With this dictionary we can now detect which depth and which sample size worked best regarding our different test and training data sets and compare it to the accuracy which we had achieved before. As our model already worked pretty well before, the accuracy of the chosen tree only slightly differs from the accuracy of our first tree.
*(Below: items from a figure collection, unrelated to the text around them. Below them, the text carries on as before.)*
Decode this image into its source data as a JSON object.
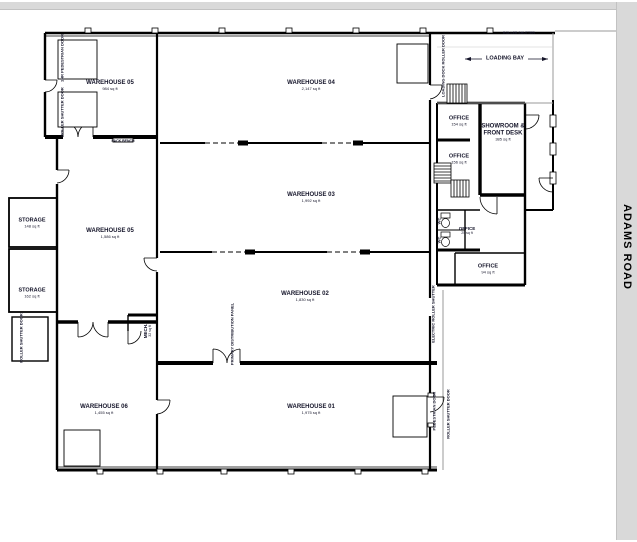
{
  "plan_title": "Warehouse floor plan",
  "roads": {
    "right_label": "ADAMS ROAD"
  },
  "rooms": {
    "warehouse_05_upper": {
      "name": "WAREHOUSE 05",
      "area": "984 sq ft"
    },
    "warehouse_04": {
      "name": "WAREHOUSE 04",
      "area": "2,147 sq ft"
    },
    "warehouse_03": {
      "name": "WAREHOUSE 03",
      "area": "1,992 sq ft"
    },
    "warehouse_05": {
      "name": "WAREHOUSE 05",
      "area": "1,586 sq ft"
    },
    "warehouse_02": {
      "name": "WAREHOUSE 02",
      "area": "1,830 sq ft"
    },
    "warehouse_01": {
      "name": "WAREHOUSE 01",
      "area": "1,975 sq ft"
    },
    "warehouse_06": {
      "name": "WAREHOUSE 06",
      "area": "1,455 sq ft"
    },
    "storage_upper": {
      "name": "STORAGE",
      "area": "148 sq ft"
    },
    "storage_lower": {
      "name": "STORAGE",
      "area": "162 sq ft"
    },
    "office_1": {
      "name": "OFFICE",
      "area": "154 sq ft"
    },
    "office_2": {
      "name": "OFFICE",
      "area": "156 sq ft"
    },
    "office_3": {
      "name": "OFFICE",
      "area": "25 sq ft"
    },
    "office_4": {
      "name": "OFFICE",
      "area": "94 sq ft"
    },
    "showroom": {
      "name": "SHOWROOM & FRONT DESK",
      "area": "385 sq ft"
    },
    "mech": {
      "name": "MECH.",
      "area": "32 sq ft"
    }
  },
  "annotations": {
    "loading_bay": "LOADING BAY",
    "pack_bench": "PACK BENCH",
    "roller_shutter_top": "ROLLER SHUTTER",
    "loading_dock_door": "LOADING DOCK ROLLER DOOR",
    "pedestrian_door_left": "1HR PEDESTRIAN DOOR",
    "roller_door_left": "ROLLER SHUTTER DOOR",
    "roller_door_sw": "ROLLER SHUTTER DOOR",
    "primary_panel": "PRIMARY DISTRIBUTION PANEL",
    "electric_roller_right": "ELECTRIC ROLLER SHUTTER",
    "pedestrian_door_se": "PEDESTRIAN DOOR",
    "roller_door_se": "ROLLER SHUTTER DOOR",
    "wc_1": "WC",
    "wc_2": "WC"
  },
  "colors": {
    "road": "#d9d9d9",
    "wall": "#000000",
    "label_text": "#15152a",
    "apron": "#9a9a9a"
  }
}
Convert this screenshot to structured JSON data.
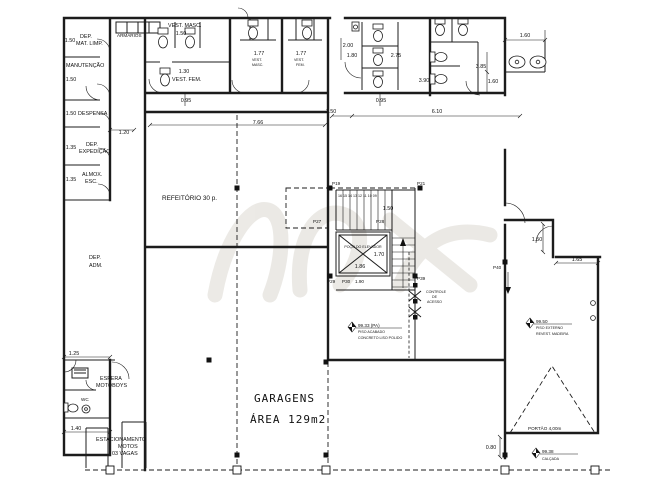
{
  "drawing": {
    "type": "architectural-floor-plan",
    "ink_color": "#1c1c1c",
    "watermark_color": "#d9d5cd"
  },
  "rooms": {
    "dep_mat_limp_1": "DEP.",
    "dep_mat_limp_2": "MAT. LIMP.",
    "manutencao": "MANUTENÇÃO",
    "despensa": "DESPENSA",
    "dep_expedicao_1": "DEP.",
    "dep_expedicao_2": "EXPEDIÇÃO",
    "almox_1": "ALMOX.",
    "almox_2": "ESC.",
    "dep_adm_1": "DEP.",
    "dep_adm_2": "ADM.",
    "espera_1": "ESPERA",
    "espera_2": "MOTOBOYS",
    "wc": "WC",
    "estacionamento_1": "ESTACIONAMENTO",
    "estacionamento_2": "MOTOS",
    "estacionamento_3": "03 VAGAS",
    "armarios": "ARMÁRIOS",
    "vest_masc_1": "VEST. MASC.",
    "vest_fem_1": "VEST. FEM.",
    "vest_2a_1": "VEST.",
    "vest_2a_2": "MASC.",
    "vest_2b_1": "VEST.",
    "vest_2b_2": "FEM.",
    "refeitorio": "REFEITÓRIO 30 p.",
    "garagens": "GARAGENS",
    "garagens_area": "ÁREA 129m2",
    "elevador": "POÇO DO ELEVADOR",
    "controle_1": "CONTROLE",
    "controle_2": "DE",
    "controle_3": "ACESSO"
  },
  "dims": {
    "d150_dep": "1.50",
    "d150_man": "1.50",
    "d150_desp": "1.50",
    "d120": "1.20",
    "d135_exp": "1.35",
    "d135_alm": "1.35",
    "d125": "1.25",
    "d140": "1.40",
    "d150_vest": "1.50",
    "d130": "1.30",
    "d095_vest": "0.95",
    "d766": "7.66",
    "d177_m": "1.77",
    "d177_f": "1.77",
    "d200": "2.00",
    "d180": "1.80",
    "d275": "2.75",
    "d390": "3.90",
    "d095_san": "0.95",
    "d150_hall": "1.50",
    "d610": "6.10",
    "d385": "3.85",
    "d160_wc": "1.60",
    "d160_top": "1.60",
    "d150_stair": "1.50",
    "d170": "1.70",
    "d186": "1.86",
    "d190": "1.90",
    "d150_sala": "1.50",
    "d165": "1.65",
    "d080": "0.80"
  },
  "doors": {
    "p19": "P19",
    "p21": "P21",
    "p27": "P27",
    "p28": "P28",
    "p29": "P29",
    "p30": "P30",
    "p39": "P39",
    "p40": "P40"
  },
  "stair": {
    "numbers": "16 15 14 13 12 11 10 09"
  },
  "levels": {
    "pa_value": "99.33 (PA)",
    "pa_sub1": "PISO ACABADO",
    "pa_sub2": "CONCRETO LISO POLIDO",
    "ext_value": "99.50",
    "ext_sub1": "PISO EXTERNO",
    "ext_sub2": "REVEST. MADEIRA",
    "cal_value": "99.38",
    "cal_sub1": "CALÇADA"
  },
  "notes": {
    "gate": "PORTÃO 4,00m"
  }
}
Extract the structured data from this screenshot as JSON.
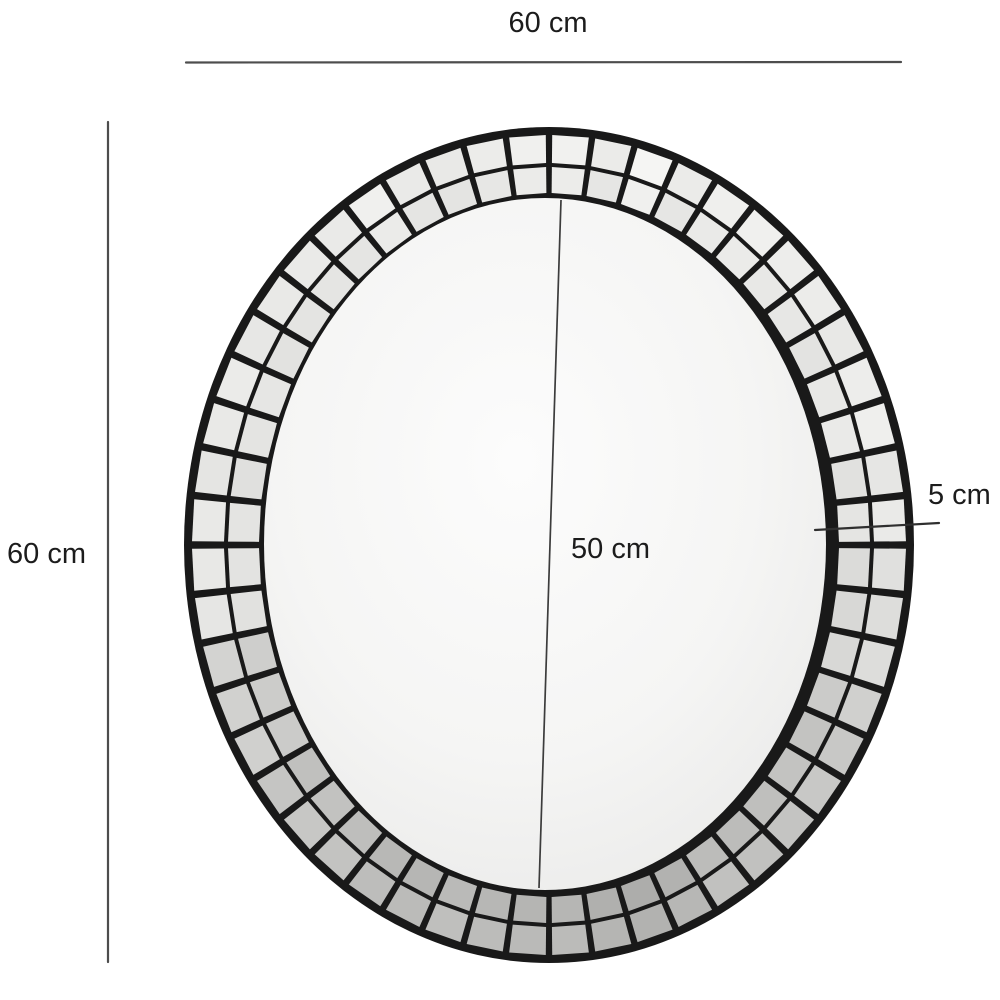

We test our result using the determined best parameters while building a new Decision Tree

In [21]:
#detects which parameters achieved the best accuracy
#param: trees: dicitonary with all tested trees
#return: best_tree: dicitonary with the parameters that were given to the tree which reached the highest score
def get_best_tree(trees):
    accuracy_means = []
    best_tree = None

    for tree in trees:
        accuracy_mean = tree.get('accuracy_mean')
        accuracy_means.append(accuracy_mean)
    max_accuracy_mean = max(accuracy_means)
    
    for tree in trees:
        if tree.get('accuracy_mean') == max_accuracy_mean:
            best_tree = tree
            break
    return best_tree

#dicitionary of information about best parameters for tree
best_tree = get_best_tree(trees)

print(best_tree)

#Build new classifier object using best parameters
classifier_new = DecisionTreeClassifier(max_depth = best_tree['max_depth'], min_samples_split = best_tree['min_sample_split'])

#list with accuracies with different test and training sets of the new tree with the best parameters
accuracies_new = get_accuracies_of_k_fold(training_data_x, training_data_y, test_data_x, test_data_y, classifier_new)

#arithmetic mean of the list with the accuracies of the new tree with the best parameters
accuracy_best_tree = np.mean(accuracies_new)

print('accuracy best tree: ' + str(round(accuracy_best_tree,4)))
print('old accuracy: ' + str(round(accuracy_mean, 4)))
{'max_depth': 14, 'min_sample_split': 2, 'accuracy_mean': 0.983941605839416}
accuracy best tree: 0.9847
old accuracy: 0.9839

That's it for today! Hope you liked this Tutorial - soon there will be more. Hurray!